Multi Modal Video Summarization

ICSI researchers have been working with DAC to identify and acquire datasets that are sufficient for training Automated Speech Recognition (ASR) models. They are researching and developing ASR models that are robust to noise, music, babble and reverberation. This may include, but is not limited to, the research and implementation of signal processing algorithms that remove segments of an audio stream that do not include speech.

Multimodal Feature Learning for Understanding Consumer Produced Multimedia Data

ICSI is working with LLNL on ongoing work on feature extraction and analytic techniques that map raw data from multiple input modalities (e.g., video, images, text) into a joint semantic space. This requires cutting edge research in multiple modalities, as well as in the mathematical methods to learn the semantic mappings.

Teaching Security

The Teaching Security project is providing classroom-ready materials to support high-school teachers in teaching about important cybersecurity principles, helping students understand the major vulnerabilities, why they occur, and what defensive strategies can be used. The materials focus on inquiry-based activities and hands-on interactive apps and demos that allow students to explore for themselves how cybersecurity works.

Shining Light on Non-Public Data Flows

This project looks into the usage and collection of data by programs that operate behind the scenes. The collected data and its use by a network of sellers, brokers, and marketers represents a direct privacy threat as it can be used for marketing, profiling, crime, or government surveillance, and yet consumers have little knowledge about it and no legal means to access the data. ICSI researchers are conducting surveys and experiments to determine the current status of this data and observe its effects.

Previous Work: Teaching Resources for Online Privacy Education (TROPE)
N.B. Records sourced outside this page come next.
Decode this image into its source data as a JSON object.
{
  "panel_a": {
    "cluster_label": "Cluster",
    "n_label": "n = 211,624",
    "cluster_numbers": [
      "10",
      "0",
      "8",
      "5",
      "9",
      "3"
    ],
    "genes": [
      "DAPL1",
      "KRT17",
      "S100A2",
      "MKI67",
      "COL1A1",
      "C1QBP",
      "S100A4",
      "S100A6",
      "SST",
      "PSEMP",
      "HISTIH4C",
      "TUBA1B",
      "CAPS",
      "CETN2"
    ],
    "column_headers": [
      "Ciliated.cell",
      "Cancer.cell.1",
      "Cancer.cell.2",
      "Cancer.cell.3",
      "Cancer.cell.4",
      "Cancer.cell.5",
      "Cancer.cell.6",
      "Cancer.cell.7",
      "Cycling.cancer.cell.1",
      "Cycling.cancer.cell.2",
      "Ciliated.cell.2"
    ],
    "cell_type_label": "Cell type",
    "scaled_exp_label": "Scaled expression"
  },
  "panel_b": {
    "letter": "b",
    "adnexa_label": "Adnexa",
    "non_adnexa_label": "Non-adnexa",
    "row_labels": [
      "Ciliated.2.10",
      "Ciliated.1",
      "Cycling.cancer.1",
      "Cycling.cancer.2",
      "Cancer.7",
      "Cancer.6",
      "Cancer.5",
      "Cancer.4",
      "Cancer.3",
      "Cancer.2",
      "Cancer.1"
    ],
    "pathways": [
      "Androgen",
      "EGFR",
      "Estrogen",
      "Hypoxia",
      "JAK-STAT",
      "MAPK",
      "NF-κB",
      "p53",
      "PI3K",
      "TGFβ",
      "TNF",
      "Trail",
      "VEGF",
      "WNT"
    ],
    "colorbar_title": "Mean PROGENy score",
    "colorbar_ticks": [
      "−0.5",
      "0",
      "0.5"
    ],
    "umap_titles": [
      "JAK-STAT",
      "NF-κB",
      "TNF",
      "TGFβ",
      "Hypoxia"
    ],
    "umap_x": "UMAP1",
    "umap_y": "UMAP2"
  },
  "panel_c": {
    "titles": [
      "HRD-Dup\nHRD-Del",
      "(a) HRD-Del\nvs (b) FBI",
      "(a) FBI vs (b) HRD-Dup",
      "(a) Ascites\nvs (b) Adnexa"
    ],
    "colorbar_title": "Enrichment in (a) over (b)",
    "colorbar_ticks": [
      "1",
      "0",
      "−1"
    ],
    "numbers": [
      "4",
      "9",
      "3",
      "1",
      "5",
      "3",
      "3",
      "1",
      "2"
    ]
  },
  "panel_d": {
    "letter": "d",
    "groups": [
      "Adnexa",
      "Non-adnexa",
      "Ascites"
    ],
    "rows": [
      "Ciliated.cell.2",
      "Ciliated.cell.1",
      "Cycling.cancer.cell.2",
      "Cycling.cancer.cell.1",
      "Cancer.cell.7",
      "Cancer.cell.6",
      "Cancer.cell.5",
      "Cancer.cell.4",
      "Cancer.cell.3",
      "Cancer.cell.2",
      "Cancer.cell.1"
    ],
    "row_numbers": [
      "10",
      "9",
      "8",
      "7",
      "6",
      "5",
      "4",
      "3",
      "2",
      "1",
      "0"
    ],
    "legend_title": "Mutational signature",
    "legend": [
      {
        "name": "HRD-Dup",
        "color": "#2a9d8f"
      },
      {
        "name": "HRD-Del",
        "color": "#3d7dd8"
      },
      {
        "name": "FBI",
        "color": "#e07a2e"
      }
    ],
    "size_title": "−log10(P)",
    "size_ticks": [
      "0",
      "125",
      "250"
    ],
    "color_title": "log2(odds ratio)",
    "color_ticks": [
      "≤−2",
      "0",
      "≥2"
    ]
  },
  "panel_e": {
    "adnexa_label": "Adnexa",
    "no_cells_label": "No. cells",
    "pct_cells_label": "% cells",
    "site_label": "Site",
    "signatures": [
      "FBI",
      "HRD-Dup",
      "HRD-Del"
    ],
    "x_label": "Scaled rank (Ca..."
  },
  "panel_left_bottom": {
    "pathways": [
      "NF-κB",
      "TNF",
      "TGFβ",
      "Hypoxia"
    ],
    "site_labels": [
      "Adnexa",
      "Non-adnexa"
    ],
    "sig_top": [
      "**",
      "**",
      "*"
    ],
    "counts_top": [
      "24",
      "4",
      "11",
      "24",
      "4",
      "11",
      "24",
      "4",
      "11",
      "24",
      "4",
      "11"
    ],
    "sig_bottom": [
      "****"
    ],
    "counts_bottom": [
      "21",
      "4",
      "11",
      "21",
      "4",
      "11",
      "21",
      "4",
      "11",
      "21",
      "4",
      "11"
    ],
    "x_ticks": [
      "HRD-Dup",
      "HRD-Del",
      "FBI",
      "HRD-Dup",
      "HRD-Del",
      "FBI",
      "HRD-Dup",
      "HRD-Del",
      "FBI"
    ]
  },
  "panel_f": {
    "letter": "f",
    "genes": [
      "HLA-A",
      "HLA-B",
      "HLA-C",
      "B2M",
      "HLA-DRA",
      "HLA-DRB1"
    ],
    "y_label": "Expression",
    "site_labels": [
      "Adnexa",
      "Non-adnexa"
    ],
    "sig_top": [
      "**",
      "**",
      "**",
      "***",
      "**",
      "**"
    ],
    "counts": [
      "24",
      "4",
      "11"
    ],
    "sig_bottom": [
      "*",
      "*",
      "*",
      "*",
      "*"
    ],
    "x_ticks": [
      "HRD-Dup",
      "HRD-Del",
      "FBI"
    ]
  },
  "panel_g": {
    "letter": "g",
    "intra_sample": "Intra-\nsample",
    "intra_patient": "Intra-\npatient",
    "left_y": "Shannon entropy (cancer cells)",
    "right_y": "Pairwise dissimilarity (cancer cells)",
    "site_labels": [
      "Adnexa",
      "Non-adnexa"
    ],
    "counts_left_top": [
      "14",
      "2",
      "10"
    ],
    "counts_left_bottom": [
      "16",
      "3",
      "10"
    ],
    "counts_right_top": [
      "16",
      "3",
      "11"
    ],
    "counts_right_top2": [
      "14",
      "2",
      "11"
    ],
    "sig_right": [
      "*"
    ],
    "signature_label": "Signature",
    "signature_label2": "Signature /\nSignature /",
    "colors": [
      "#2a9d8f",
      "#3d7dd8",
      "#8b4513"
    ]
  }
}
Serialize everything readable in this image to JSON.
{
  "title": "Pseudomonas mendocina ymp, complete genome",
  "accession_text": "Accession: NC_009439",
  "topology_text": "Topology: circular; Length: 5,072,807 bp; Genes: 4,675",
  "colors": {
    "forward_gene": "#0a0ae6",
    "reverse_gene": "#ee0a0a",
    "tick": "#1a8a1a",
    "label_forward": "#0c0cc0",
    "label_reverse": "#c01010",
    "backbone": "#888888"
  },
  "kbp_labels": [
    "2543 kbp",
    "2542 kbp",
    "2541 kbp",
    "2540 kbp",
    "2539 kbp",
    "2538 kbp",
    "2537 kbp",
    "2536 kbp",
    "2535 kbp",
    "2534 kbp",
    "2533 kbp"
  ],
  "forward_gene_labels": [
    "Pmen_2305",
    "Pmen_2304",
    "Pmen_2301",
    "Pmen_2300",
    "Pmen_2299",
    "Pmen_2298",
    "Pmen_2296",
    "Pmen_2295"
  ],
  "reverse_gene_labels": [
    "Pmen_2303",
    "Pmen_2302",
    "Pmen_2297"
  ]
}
Researchers are developing classroom-ready teaching modules to educate young people about why and how to protect their privacy online, as well as a Teachers' Guide with background information, suggested lesson plans, and guidance on how to employ the modules in the classroom.

Knowledge-Aided Interface for Big Data Streams

In this collaborative project with Mod9 Technologies, researchers from ICSI's Audio and Multimedia group and ICSI's FrameNet project seek to demonstrate real­time monitoring of broadcast news streams to support a tactical operations center (TOC). A primary focus of this effort is to exploit multimedia – audio­visual data containing speech, images, and metadata such as geo-location and personal identification – and integrate it into an intuitive and informative visualization for a TOC’s use.

SMASH - Scalable Multimedia content AnalysiS in a High-level language

This big data project develops tools to support researchers and developers in the task of prototyping multimedia content analysis algorithms on a large scale. Typically, scientists and engineers prefer to use high-level programming languages such as Python or MATLAB to conduct experiments, as they allow for a quick implementation of a novel idea.

Previous Work: Privacy Literacy with San Jose Public Library

ICSI researchers are collaborating with the San Jose Public Library and San Jose State University's Game Development club to develop an online tool which will help individuals understand privacy in the digital age and make informed decisions about their online activity. Beyond the standard educational aid, this tool will be non-biased, acknowledging that people have many different definitions of privacy and may have different needs based on what kind of online persona they have created.

Multimodal Location Estimation

Location estimation is the task of estimating the geo-coordinates of the content recorded in digital media The Berkeley Multimodal Location Estimation project aims to leverage the GPS-tagged media available on the web as training set for an automatic location estimator. The idea is that visual and acoustic cues can narrow down the possible recording location for a given image, video, or audio track. We also investigate the human baseline of location estimation, i.e. how well does a human do in comparison to a computer?


Researchers are exposing the ways in which it is possible to aggregate public and seemingly innocuous information from different media and Web sites to attack the privacy of users. The project seeks to help users, particularly younger ones, understand the privacy implications of the information they share publicly on the Internet and to help them understand what control they can exercise over it.

Video Concept Detection

Massive numbers of video clips are generated daily on many types of consumer electronics and uploaded to the Internet. In contrast to videos that are produced for broadcast or from planned surveillance, the "unconstrained" video clips produced by anyone who has a digital camera present a significant challenge for manual as well as automated analysis. Such clips can include any possible scene and events, and generally have limited quality control.